What I say to kids about DEATH

Are you picturing the crazy old curmudgeon snarling at children about death, as he shakes his cane at them from his front porch?

I’m referring to what I said when my youngest son asked me about death, and life after death, years ago; and roughly what I said to a student asking about it when I taught remedial reading as a volunteer. And…my own thoughts on how I would explain it to other kids. Something like this:

“No one knows for sure what comes after death, or if anything happens at all. But I can tell you about some possibilities.
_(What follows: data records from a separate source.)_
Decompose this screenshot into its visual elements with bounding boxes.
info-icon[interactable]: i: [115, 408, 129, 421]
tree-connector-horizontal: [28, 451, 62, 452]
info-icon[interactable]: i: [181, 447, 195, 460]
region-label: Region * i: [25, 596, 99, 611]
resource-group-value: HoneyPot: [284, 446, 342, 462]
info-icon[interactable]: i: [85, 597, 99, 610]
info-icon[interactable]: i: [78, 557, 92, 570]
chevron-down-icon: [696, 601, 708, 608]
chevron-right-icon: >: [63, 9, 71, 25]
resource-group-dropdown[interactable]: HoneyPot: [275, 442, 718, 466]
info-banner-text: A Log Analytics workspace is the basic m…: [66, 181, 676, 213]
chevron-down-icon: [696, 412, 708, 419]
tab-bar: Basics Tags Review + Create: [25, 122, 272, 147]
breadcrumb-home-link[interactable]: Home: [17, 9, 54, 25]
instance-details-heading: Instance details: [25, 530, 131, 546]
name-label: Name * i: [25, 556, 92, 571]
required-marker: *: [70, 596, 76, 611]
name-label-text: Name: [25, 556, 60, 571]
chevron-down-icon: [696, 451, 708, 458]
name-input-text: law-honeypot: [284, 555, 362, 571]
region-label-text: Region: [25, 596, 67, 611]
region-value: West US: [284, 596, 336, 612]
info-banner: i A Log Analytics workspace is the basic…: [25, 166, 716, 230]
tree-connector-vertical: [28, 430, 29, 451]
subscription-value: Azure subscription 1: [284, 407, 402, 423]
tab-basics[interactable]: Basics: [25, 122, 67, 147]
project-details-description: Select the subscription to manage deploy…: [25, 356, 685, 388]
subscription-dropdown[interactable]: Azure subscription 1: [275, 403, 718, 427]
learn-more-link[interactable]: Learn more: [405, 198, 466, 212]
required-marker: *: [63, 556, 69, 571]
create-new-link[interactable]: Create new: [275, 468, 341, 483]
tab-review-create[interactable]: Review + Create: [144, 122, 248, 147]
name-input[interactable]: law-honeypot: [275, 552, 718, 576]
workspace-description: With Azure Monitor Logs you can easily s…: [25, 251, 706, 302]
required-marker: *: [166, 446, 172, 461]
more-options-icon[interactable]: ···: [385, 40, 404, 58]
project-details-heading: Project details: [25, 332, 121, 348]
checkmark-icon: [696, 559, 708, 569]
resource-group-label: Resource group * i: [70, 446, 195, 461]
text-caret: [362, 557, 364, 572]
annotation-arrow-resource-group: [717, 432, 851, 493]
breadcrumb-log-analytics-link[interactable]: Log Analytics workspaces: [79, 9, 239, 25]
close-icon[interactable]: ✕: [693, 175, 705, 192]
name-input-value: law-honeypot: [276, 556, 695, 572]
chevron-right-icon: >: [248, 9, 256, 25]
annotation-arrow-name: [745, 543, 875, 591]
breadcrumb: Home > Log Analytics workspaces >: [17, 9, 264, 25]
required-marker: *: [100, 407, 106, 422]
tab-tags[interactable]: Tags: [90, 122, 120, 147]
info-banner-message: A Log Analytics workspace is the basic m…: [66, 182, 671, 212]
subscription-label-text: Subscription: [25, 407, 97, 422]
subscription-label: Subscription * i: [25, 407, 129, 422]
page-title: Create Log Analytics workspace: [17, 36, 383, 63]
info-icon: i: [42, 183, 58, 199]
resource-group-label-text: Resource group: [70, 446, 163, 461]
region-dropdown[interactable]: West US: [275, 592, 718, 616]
“The process of dying can be pretty hard, but not always, since lots of people die peacefully, some even in their sleep. As for death itself–there are different stories. I think of them as ‘models’ or ‘ideas’ about what happens after death. One is the common story you hear about heaven and hell, the judgment of your soul, that sort of thing. I don’t know for sure but personally I doubt if that one’s true…Then there’s the reincarnation story, the idea that you leave your body at death, your soul passing into a baby’s body, somewhere. In that model you forget your past life and start a new one. I have no way to know if that’s true. There might be some truth in it. But if it’s in any way true I personally suspect it’s more complicated than that.
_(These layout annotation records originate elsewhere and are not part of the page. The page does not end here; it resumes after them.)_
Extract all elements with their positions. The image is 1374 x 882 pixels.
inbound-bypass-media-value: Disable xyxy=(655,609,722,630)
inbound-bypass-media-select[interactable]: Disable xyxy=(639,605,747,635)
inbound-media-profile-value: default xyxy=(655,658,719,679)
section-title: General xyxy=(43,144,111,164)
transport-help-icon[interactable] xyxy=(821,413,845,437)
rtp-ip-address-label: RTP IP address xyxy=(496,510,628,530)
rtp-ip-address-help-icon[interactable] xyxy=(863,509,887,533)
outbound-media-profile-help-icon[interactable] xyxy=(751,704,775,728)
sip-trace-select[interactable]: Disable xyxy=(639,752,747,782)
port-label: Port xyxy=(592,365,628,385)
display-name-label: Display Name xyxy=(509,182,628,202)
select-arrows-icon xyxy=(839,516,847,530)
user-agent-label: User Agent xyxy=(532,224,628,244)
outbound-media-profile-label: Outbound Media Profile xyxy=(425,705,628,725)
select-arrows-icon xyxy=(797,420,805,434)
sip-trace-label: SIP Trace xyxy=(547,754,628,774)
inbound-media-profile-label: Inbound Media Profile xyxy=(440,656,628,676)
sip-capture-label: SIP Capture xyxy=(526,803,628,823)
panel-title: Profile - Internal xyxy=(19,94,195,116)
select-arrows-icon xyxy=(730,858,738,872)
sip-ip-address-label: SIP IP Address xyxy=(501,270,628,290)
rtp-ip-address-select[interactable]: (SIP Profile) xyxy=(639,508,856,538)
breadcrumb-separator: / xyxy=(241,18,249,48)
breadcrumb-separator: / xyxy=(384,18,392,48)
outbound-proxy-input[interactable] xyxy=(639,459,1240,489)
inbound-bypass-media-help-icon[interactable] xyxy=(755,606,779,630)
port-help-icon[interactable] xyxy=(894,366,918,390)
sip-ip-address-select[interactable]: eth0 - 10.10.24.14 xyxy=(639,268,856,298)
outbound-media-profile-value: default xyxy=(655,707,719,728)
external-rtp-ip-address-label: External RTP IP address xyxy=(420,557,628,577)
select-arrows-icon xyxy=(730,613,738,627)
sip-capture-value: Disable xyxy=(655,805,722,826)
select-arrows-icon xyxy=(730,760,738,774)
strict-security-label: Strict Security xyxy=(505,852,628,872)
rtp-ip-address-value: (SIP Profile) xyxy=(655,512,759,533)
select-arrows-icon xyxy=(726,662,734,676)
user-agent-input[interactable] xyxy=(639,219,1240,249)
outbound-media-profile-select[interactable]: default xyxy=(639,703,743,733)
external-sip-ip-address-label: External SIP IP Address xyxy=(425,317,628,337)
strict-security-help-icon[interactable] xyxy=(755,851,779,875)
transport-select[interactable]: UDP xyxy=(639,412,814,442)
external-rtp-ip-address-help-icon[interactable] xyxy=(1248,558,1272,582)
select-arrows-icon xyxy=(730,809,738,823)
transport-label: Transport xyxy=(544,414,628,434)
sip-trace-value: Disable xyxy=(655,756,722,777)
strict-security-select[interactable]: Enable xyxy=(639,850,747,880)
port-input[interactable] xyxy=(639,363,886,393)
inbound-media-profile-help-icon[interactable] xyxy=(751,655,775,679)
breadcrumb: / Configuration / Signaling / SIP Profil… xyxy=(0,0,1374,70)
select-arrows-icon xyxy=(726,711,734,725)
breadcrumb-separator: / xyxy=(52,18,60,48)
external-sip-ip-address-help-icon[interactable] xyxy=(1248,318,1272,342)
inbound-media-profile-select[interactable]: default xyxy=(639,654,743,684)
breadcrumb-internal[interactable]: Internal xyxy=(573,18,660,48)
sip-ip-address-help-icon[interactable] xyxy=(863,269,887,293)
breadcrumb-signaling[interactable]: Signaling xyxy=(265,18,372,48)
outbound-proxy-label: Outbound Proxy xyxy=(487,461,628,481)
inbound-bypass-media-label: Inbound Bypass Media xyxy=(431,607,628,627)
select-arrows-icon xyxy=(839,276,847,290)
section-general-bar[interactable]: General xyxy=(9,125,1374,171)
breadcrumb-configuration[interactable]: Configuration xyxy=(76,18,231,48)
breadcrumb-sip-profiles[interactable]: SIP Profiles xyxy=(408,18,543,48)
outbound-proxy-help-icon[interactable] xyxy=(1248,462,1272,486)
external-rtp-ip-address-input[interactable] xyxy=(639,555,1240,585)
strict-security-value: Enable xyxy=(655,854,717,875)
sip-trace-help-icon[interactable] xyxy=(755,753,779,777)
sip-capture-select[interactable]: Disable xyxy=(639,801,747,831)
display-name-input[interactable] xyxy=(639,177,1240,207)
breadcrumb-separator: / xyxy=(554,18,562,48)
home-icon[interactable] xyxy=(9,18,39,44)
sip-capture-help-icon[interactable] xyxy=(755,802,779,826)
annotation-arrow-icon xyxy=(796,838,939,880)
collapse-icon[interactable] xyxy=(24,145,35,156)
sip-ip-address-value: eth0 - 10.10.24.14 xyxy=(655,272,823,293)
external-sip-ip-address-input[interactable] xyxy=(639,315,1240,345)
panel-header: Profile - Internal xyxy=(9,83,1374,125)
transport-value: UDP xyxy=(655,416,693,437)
“Then there’s the idea that lots of people have–and they are smart people–that it’s basically like a light bulb burning out. Where does the light go, when the light bulb is broken? It’s just gone. But there are always other lights; there’s always light in the universe. I don’t know if that’s all there is to it, but I don’t think that explanation sounds so bad, really. Mark Twain said, ‘I was dead for billions of years before I was born and it never gave me a moment’s discomfort.’ Where were you before you were born? Not existing doesn’t hurt! It could be like just the deepest part of sleeping. Not so bad at all! All worries are gone forever.

“Then there’s another way to think of it. Look at this rosebush. The flowers on it fade and fall off. They ‘die’. They go back into the ground, to become part of it. But the bush they were part of keeps going. Eventually other flowers bud out from it. Those die, in time, and after awhile the bush again makes more. It could be that we’re like those roses, an expression of life. We grow out of nature. We go away, eventually, as individual blossoms, but the bush continues. We were part of that bush–so what were we, the bush or the flower? If your identity is with the bush, then you go on even after your blossom dies.

“Related to that idea is the idea that our minds, our consciousnesses, are like waves that come out of a big sea of consciousness. The wave rises up from the sea, it has some individuality, it sweeps along in its life, then it sinks back down into the sea. That sea is also called ‘the ground of being’ in some teachings. That sea is forever; the wave is just temporary. If you think of yourself as the sea, then you are forever.

“There is another possibility that people I respect told me about. This is the possibility that one can work hard to be more and more conscious and awake and free in this world, and that has the effect of creating a body that survives death. It’s sort of like we’re a seed, and many seeds don’t make it to growing up and being a full plant. But some push hard enough, and fall in the right places, and they grow up into souls. Then they try to help others grow these individual souls. The ones who don’t grow them don’t go anywhere bad when the die, they just become part of the world and start over again, in some way.

“That’s a model of a possible life-after-death that I like, but even if I do all the work to grow a soul, I won’t know if it’s true till after I die. I have working theories but, personally, I don’t definitely believe in things I can’t confirm for myself.”